A Hotel Model for Studying the Effect of State Policies on Nursing Home Hospitalizations
*Orna Intrator, Brown Univesrity and Providence VAMC 
Tony Lancaster, Brown University 

Keywords: Bayesian methods, random effects, fixed effects, joint modeling

Rates of hospitalizations from nursing homes have received much attention as they are costly, and have been suggested as important indicators of quality of care. As organizations, nursing homes must deliver a quality product measured, at times, by the rate of hospitalizations of their residents. Several studies have examined the effects of nursing home organizational structure and processes as well as the effect of states' policies on individual residents’ likelihood of hospitalization. The effect of state policies on the aggregate behavior of the nursing homes had not been studied.

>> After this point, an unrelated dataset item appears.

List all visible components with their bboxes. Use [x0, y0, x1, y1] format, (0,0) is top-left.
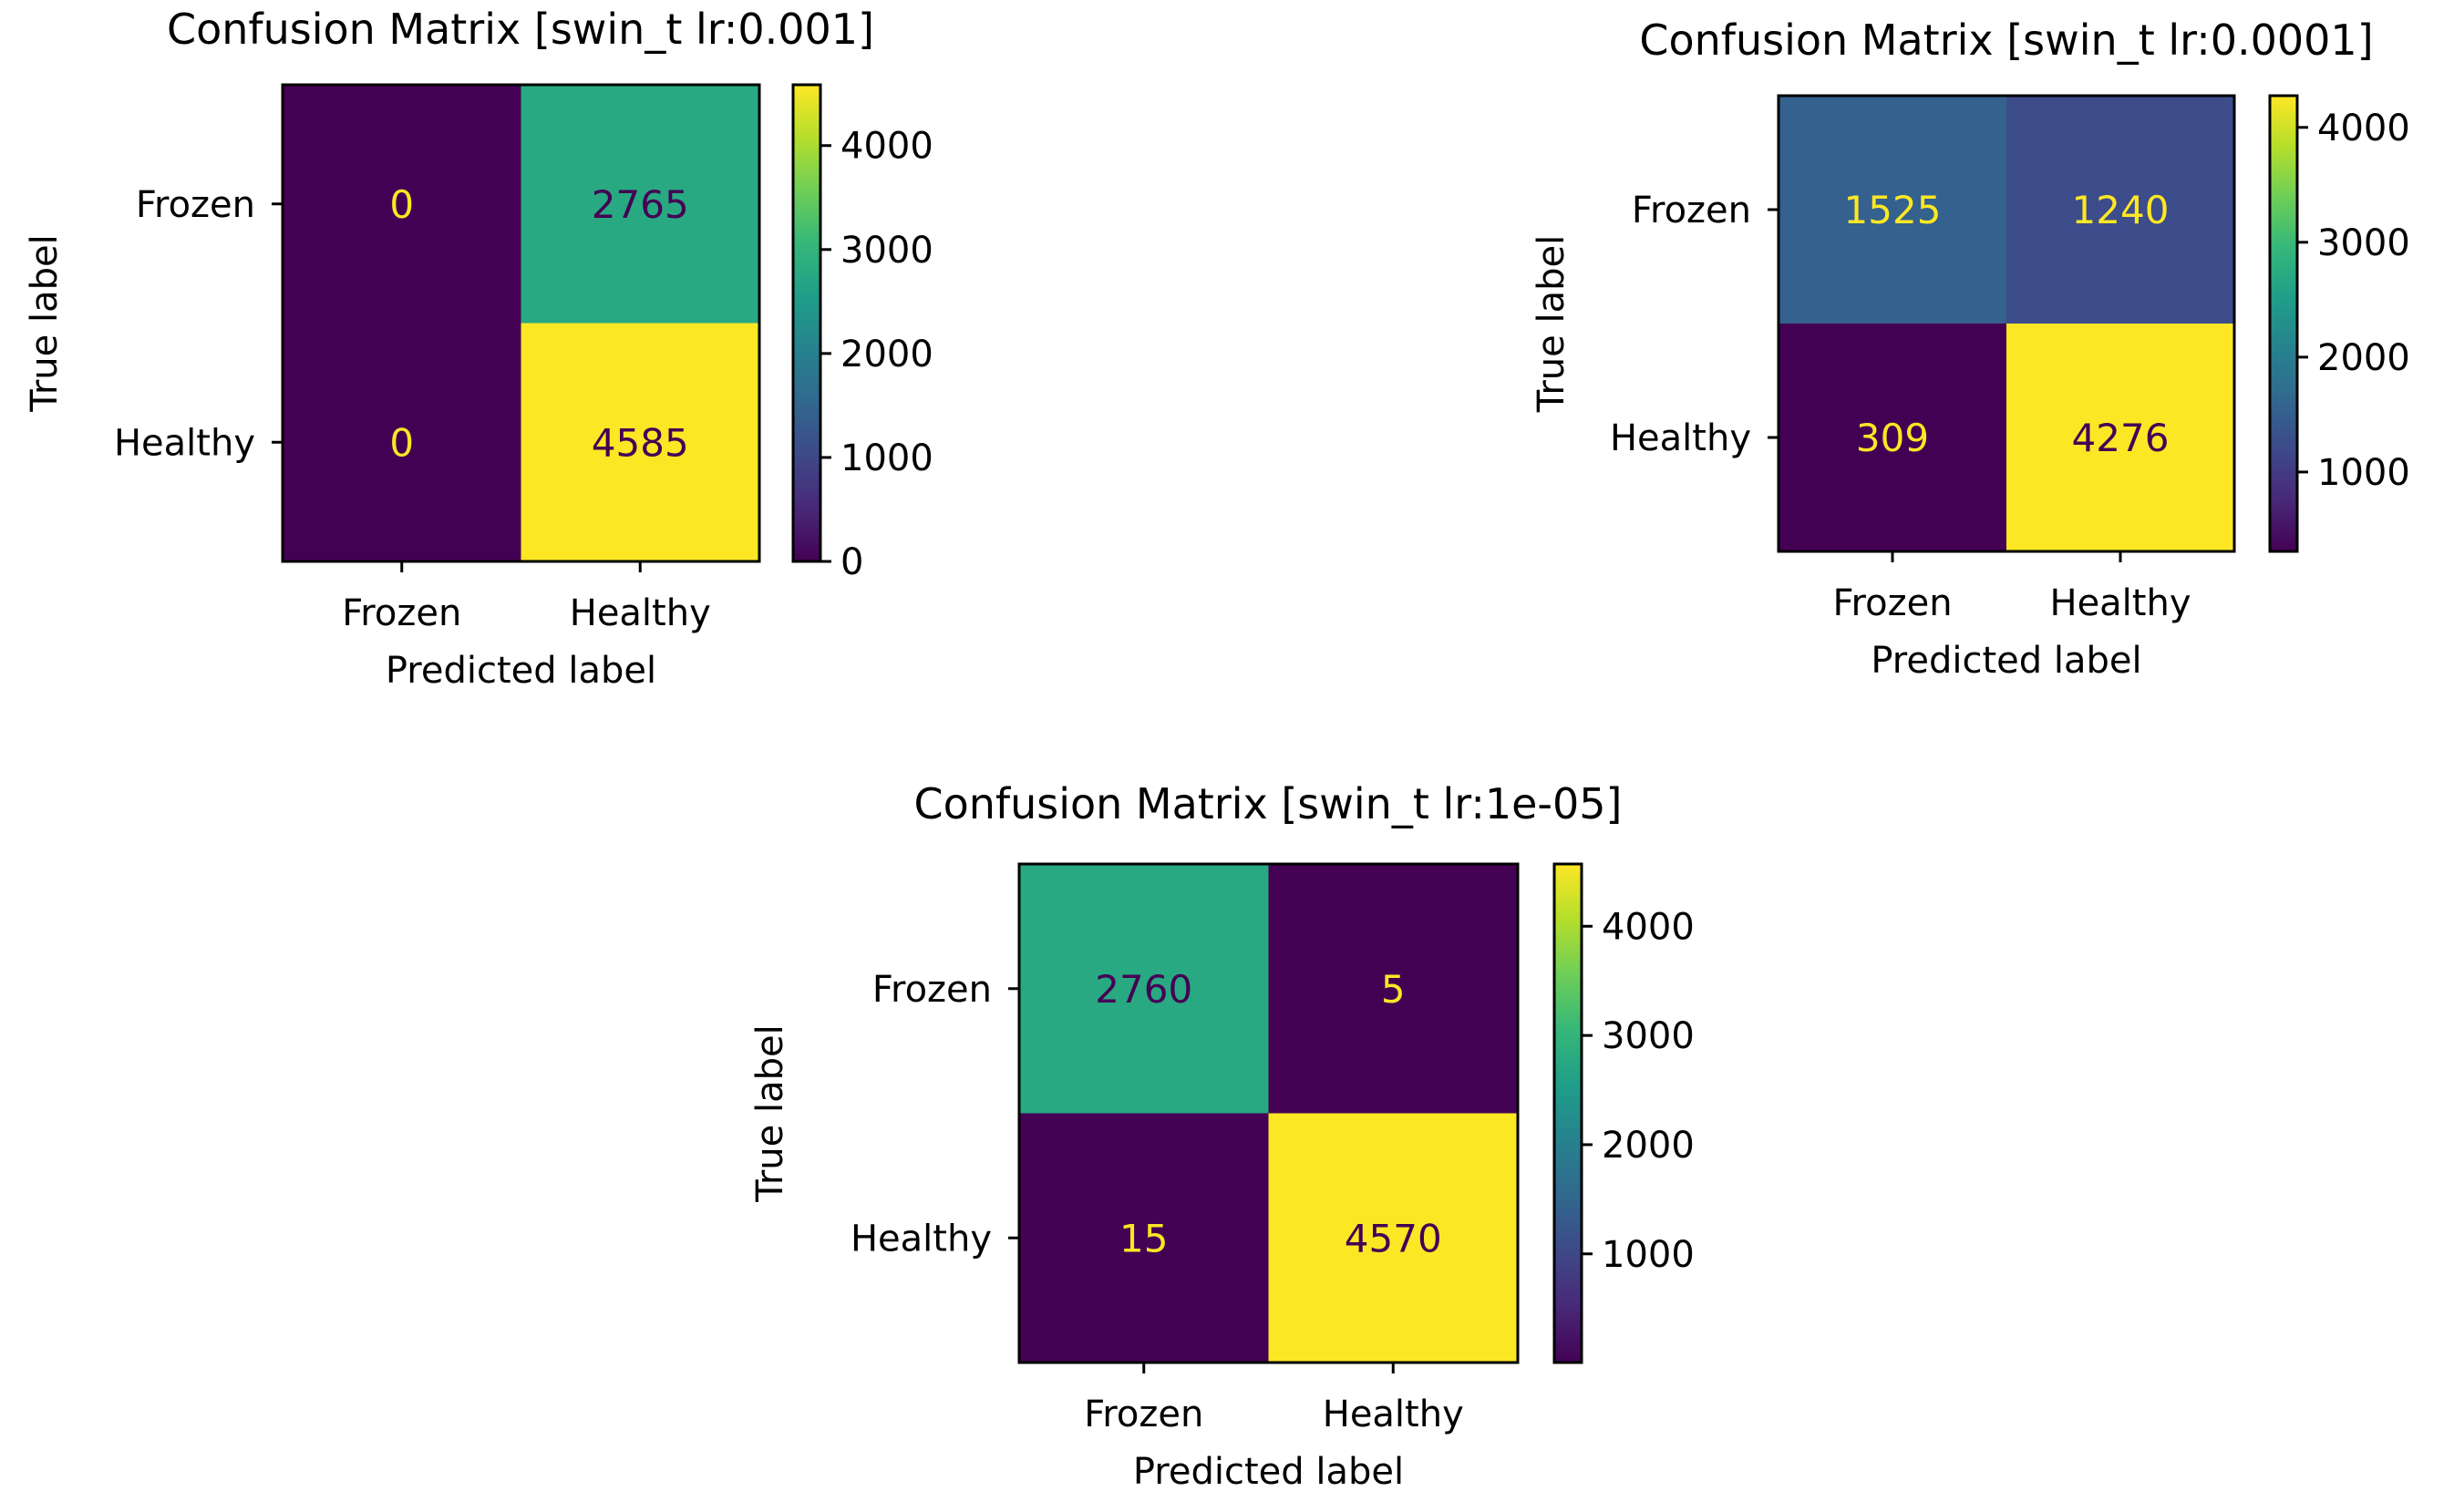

The purpose of this paper is to present a model for testing the causal effect of bedhold policies and other state policies on nursing homes’ hospitalization practices addressing the issues of casemix adjustment, joint outcomes of death and hospitalization, and taking advantage of longitudinal observational data. By assuming that the unmeasured effects are fixed in time, we can exploit the time variation in bed-hold policies and other state policies to provide consistent estimates of the effect of such policies. We present a simple linear model with unmeasured facility effects together with measured time-varying covariates such as measures of casemix severity and time. We focus on nursing home beds and not residents and thus avoid the modeling issues involved in the impact of bed-hold and state policies on mortality, if such exists.

We study 17102 nursing homes in the 48 contiguous U.S. states in quarterly time periods during 2000-2004 with a total of 386335 quarterly facility observations. The outcome variable is the total number of hospitalizations from each of these nursing homes during each time period. A model with facility "(econometric) fixed effects" has over 17102 parameters. Modeling these parameters with uniform priors enables us to estimate the facility effects while being agnostic about any dependence between unmeasured facility effects and covariates, and to examine empirically whether they are, in fact, related. Such a connection invalidates a "random effects" approach which assumes independence of the facility effects and the measured covariates.

Findings suggests that indeed covariates are correlated with parameters, invalidating the random effects assumption and providing conflicting estimates for the effect of bedhold (positively or negatively related to hospitalizations). A method for estimating the large number of parameters is also presented.